L’Observatoire International des Prisons a récemment organisé à Bordeaux une intéressante rencontre-débat sur le thème « Prisons, un service public ? Qu’en savons-nous ? »
Organisée avant les attentats du 13 novembre, cette rencontre a eu lieu quelques jours après, alors qu’une très forte demande sécuritaire s’exprime dans l’opinion. Demander moins d’incarcération et plus de peines alternatives ne va pas vraiment dans le sens du vent.

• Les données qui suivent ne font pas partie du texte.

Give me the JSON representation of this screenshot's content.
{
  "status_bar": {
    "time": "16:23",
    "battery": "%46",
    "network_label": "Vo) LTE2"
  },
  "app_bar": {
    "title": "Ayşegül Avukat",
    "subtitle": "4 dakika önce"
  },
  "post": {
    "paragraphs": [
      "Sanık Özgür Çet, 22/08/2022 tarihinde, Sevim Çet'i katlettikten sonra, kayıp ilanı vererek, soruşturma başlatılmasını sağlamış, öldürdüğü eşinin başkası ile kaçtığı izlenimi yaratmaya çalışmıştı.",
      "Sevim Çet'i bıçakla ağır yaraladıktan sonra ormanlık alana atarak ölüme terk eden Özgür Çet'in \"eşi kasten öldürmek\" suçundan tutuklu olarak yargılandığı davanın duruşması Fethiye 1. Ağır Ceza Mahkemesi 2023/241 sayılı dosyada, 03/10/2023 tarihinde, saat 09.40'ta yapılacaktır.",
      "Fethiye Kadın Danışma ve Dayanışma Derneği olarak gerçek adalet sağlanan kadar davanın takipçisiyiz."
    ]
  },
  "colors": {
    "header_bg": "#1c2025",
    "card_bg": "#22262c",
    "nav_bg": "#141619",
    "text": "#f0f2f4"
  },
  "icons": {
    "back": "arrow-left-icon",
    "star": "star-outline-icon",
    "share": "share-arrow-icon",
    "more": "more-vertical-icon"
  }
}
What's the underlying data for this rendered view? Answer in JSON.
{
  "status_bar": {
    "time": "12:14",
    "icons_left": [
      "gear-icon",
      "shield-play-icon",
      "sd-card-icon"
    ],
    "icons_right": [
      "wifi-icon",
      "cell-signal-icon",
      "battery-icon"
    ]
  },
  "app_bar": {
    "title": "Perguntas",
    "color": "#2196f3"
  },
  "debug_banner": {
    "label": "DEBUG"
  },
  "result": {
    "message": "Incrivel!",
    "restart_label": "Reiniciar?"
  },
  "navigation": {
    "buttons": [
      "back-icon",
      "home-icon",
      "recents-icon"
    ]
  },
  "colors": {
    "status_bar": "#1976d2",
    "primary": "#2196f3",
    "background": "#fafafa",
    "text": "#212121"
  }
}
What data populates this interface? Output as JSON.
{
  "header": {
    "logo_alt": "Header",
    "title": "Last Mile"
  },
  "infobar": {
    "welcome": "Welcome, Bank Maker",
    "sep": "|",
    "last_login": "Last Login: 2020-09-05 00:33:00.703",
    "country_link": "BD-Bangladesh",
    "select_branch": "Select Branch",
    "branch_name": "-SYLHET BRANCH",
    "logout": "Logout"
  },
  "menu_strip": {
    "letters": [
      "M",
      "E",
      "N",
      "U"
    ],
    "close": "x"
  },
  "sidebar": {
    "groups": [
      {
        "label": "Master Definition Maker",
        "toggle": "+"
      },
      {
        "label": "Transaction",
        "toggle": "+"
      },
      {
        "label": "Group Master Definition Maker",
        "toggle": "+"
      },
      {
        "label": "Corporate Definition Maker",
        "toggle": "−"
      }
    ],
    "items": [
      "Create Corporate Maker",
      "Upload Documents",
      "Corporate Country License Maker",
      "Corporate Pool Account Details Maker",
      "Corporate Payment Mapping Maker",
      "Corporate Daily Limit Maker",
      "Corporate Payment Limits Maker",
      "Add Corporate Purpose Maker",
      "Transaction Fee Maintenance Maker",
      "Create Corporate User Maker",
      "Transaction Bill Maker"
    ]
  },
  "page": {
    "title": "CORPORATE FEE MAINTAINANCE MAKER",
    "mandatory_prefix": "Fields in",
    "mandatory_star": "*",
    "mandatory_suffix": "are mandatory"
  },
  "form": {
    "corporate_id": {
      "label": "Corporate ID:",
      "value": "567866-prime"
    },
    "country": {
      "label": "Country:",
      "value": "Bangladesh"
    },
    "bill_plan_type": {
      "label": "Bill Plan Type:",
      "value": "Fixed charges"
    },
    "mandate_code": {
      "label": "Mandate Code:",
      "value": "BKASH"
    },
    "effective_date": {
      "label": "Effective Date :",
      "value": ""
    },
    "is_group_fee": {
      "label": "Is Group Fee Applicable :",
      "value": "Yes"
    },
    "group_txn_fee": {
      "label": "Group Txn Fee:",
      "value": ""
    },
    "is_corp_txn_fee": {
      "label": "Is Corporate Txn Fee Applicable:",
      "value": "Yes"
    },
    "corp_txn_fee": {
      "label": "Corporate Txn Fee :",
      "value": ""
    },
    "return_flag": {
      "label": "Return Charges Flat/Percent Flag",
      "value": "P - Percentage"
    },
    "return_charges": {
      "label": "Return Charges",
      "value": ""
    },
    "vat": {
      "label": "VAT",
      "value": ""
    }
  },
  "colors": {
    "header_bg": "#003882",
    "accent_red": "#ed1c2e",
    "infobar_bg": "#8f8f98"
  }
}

La soirée s’est ouverte par la projection d’un court métrage (10 minutes) réalisé par Jean Rubak et Amélie Compain dans le cadre d’un atelier vidéo avec des détenus de la Maison Centrale de Saint Martin de Ré. Il s’agit d’une fiction au scénario décapant. Le directeur d’une grosse entreprise de travaux publics se désole de ce que, la criminalité étant en baisse, les établissements pénitentiaires se vident et les commandes de nouvelles prisons en partenariat public-privé s’assèchent. Il convient de réagir à cette désagréable situation pour retrouver un business profitable. Le directeur de la communication réunit un général, un médecin et un juge, qui rivalisent d’idées saugrenues sur le thème « la prison pour tous » ! De la colonie de vacances pénitentiaire à la résidence hôtelière carcérale, tout est bon à prendre si cela fait vendre du béton. Car, on le sait, « quand le bâtiment va… »
Les cinq comédiens amateurs sont des détenus de Saint Martin de Ré. Le film a été tourné dans un local exigu de 18m² sans fenêtre. Le « décor » du bureau du directeur de l’entreprise de BTP a été réalisé à partir de dessins sur lesquels les images des acteurs, préalablement découpées, ont été collées au montage. Produit par le Festival du Film de La Rochelle, ce film est une pépite d’inventivité et de drôlerie.
Les détenus de Saint Martin de Ré purgent de longues peines, sanctionnant les crimes qu’ils ont commis. Au cours du débat organisé à Bordeaux par l’OIP, la question des très longues peines a été discutée. La pression populaire va dans le sens d’enfermer les auteurs d’actes horribles aussi longtemps que possible. Il s’agirait de les retrancher de la société, comme le faisait la peine capitale, qui retranchait un condamné du monde des humains en lui tranchant la tête.
L’expérience montre qu’à leur sortie après 10 ou 20 ans de prison, les détenus se trouvent souvent inadaptés à la vie en société. Il leur faut réapprendre les gestes de la vie quotidienne et s’ajuster à un monde qui a changé en leur absence, alors que leur jeunesse est derrière eux. Certains, abrutis de solitude et de médicaments, sortent de prison usés, incapables de se prendre en charge. D’autres, engagés dans une spirale de ressentiment et de haine, ne pensent qu’à leur vengeance, et gare à qui se trouvera ou se retrouvera sur le chemin de ces fauves.
Le film de Jean Rubak et Amélie Compain donne aux détenus la parole, comme le font des groupes de parole organisés par des psychologues, ou bien encore les visiteurs de prison dans l’espace de confidence personnelle qu’ils ouvrent semaine après semaine. La violence nait parfois d’un déficit de mots, de l’incapacité d’exprimer un mal-être autrement que par les poings ou par les armes. Mettre des mots soulage, parfois, les maux.